Posted by Carl Weinschenk Feb 28, 2008 1:06:16 PM

The telephone industry is facing a very interesting quandary. On one hand, all-fiber builds offer elegant solutions and robust triple- and quadruple-play possibilities.

 

Verizon clearly is opting for this approach. However, a good deal of money can be made by leveraging existing copper, though the resulting service platforms are more limited.

 

AT&T is mixing its approach. The company released interesting results about its U-Verse fiber-to-the-node (FTTN) deployment at the Merrill Lynch Communications Services Forum this week. The most impressive figure cited in this Light Reading report is that the company expects weekly customer additions to increase from 12,000 to 40,000 by the end of the week.

 

That wasn't the only number of note. The executive who made the presentation -- John Stankey, the president of the company's telecom operations -- said 60 percent of the new video customers are coming from cable operators, a percentage that exceeds expectations. Perhaps so, but it also suggests that U-verse is taking a large chunk -- perhaps comparatively more -- from the direct broadcast satellite sector. Stankey said that half of the new broadband customers also are new to AT&T. If so, this is good news for the telco, since a totally new customer is better than one that is cannibalized from another company service.

 

Not everybody has fiber fever, however.
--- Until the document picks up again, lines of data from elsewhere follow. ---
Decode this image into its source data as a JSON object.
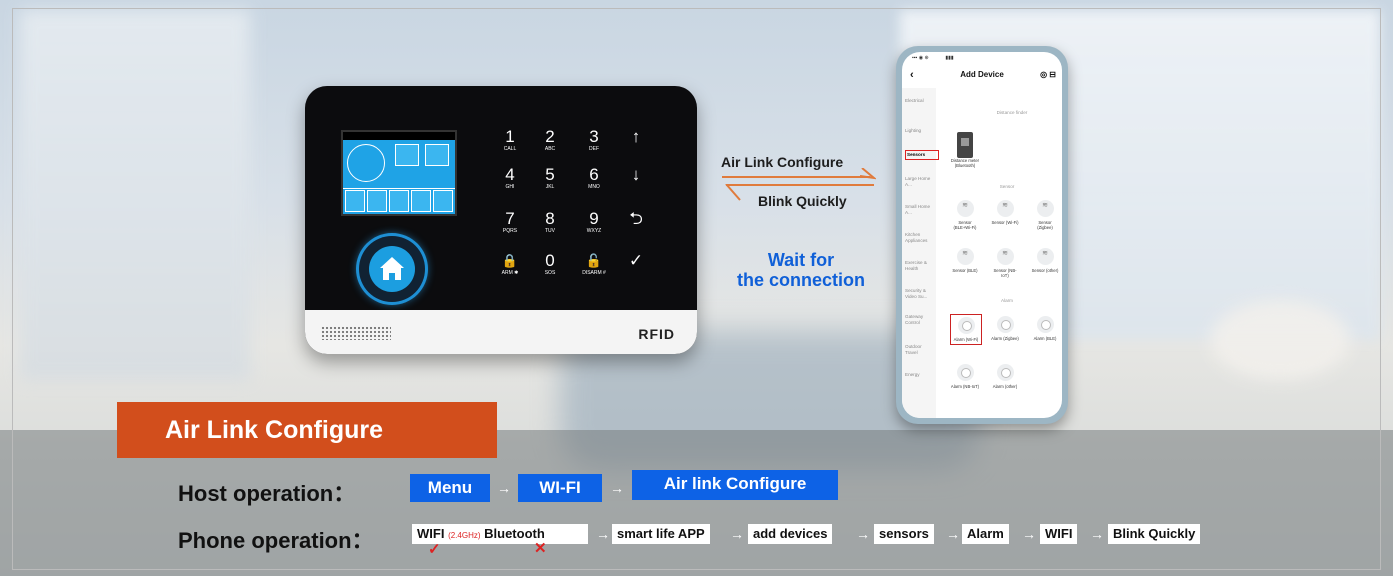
{
  "panel": {
    "brand": "RFID",
    "keys": [
      {
        "n": "1",
        "s": "CALL"
      },
      {
        "n": "2",
        "s": "ABC"
      },
      {
        "n": "3",
        "s": "DEF"
      },
      {
        "n": "↑",
        "s": ""
      },
      {
        "n": "4",
        "s": "GHI"
      },
      {
        "n": "5",
        "s": "JKL"
      },
      {
        "n": "6",
        "s": "MNO"
      },
      {
        "n": "↓",
        "s": ""
      },
      {
        "n": "7",
        "s": "PQRS"
      },
      {
        "n": "8",
        "s": "TUV"
      },
      {
        "n": "9",
        "s": "WXYZ"
      },
      {
        "n": "⮌",
        "s": ""
      },
      {
        "n": "🔒",
        "s": "ARM ✱"
      },
      {
        "n": "0",
        "s": "SOS"
      },
      {
        "n": "🔓",
        "s": "DISARM #"
      },
      {
        "n": "✓",
        "s": ""
      }
    ]
  },
  "flow": {
    "to_phone": "Air Link Configure",
    "to_panel": "Blink Quickly",
    "wait_line1": "Wait for",
    "wait_line2": "the connection"
  },
  "phone": {
    "title": "Add Device",
    "distance_label": "Distance finder",
    "sensor_label": "Sensor",
    "alarm_label": "Alarm",
    "categories": [
      "Electrical",
      "Lighting",
      "Sensors",
      "Large Home A...",
      "Small Home A...",
      "Kitchen Appliances",
      "Exercise & Health",
      "Security & Video Su...",
      "Gateway Control",
      "Outdoor Travel",
      "Energy"
    ],
    "distance_device": "Distance meter (Bluetooth)",
    "sensors": [
      "Sensor (BLE+Wi-Fi)",
      "Sensor (Wi-Fi)",
      "Sensor (Zigbee)",
      "Sensor (BLE)",
      "Sensor (NB-IoT)",
      "Sensor (other)"
    ],
    "alarms": [
      "Alarm (Wi-Fi)",
      "Alarm (Zigbee)",
      "Alarm (BLE)",
      "Alarm (NB-IoT)",
      "Alarm (other)"
    ]
  },
  "section_title": "Air Link Configure",
  "host": {
    "label": "Host operation：",
    "steps": [
      "Menu",
      "WI-FI",
      "Air link Configure"
    ]
  },
  "phone_op": {
    "label": "Phone operation：",
    "wifi": "WIFI",
    "band": "(2.4GHz)",
    "bluetooth": "Bluetooth",
    "steps": [
      "smart life APP",
      "add devices",
      "sensors",
      "Alarm",
      "WIFI",
      "Blink Quickly"
    ],
    "arrow": "→"
  }
}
This Broadband Reports posting excerpts a CNET Q&A with new Qwest CEO Edward Mueller (there is a link to the entire interview). Asked if Qwest is going to deploy fiber-to-the-home, Mueller replies that it is too expensive. When prodded by the interviewer, he says the company is comfortable with offering video through a third party, DirecTv.

 

Phone companies face strategic choices that will have an effect on their success -- and perhaps even survival -- going forward. Telephony Online deals directly with cable/telco positioning, essentially from the telco point of view. The tension is whether to go quickly and provide a couple of services via DSL or take more time but offer more robust fiber-based triple- and quadruple-play services. The third option -- the one taken by AT&T -- is a fiber/copper hybrid.

 

There is a second related question that is particularly ticklish for companies that decide to fully transition to fiber: How much investment should they make to new approaches to DSL? The Telephony Online writer says the move to slower-to-build fiber infrastructures has pushed back his prediction on when telco will pass cable in the subscriber race. If he is correct, the change -- from this year to 2011 -- gives cable operators three more years to gain and cement customer relationships.

 

This is a truly international initiative, with much of the development done in Asia. This week, The Fiber-to-the-Home Council Europe held its annual event. Connected Home2Go reports that the council says there now are more than 1 million FTTH subscribers in Europe. That's a lot, but the context is that Verizon alone has 1.5 million U.S. subscribers. The piece says the growth rate from 2006 to last year was 30 percent, and suggests that continued great growth is likely. That's true in Europe, Asia and the United States, particularly for telcos that see DSL as a long road to obsolescence.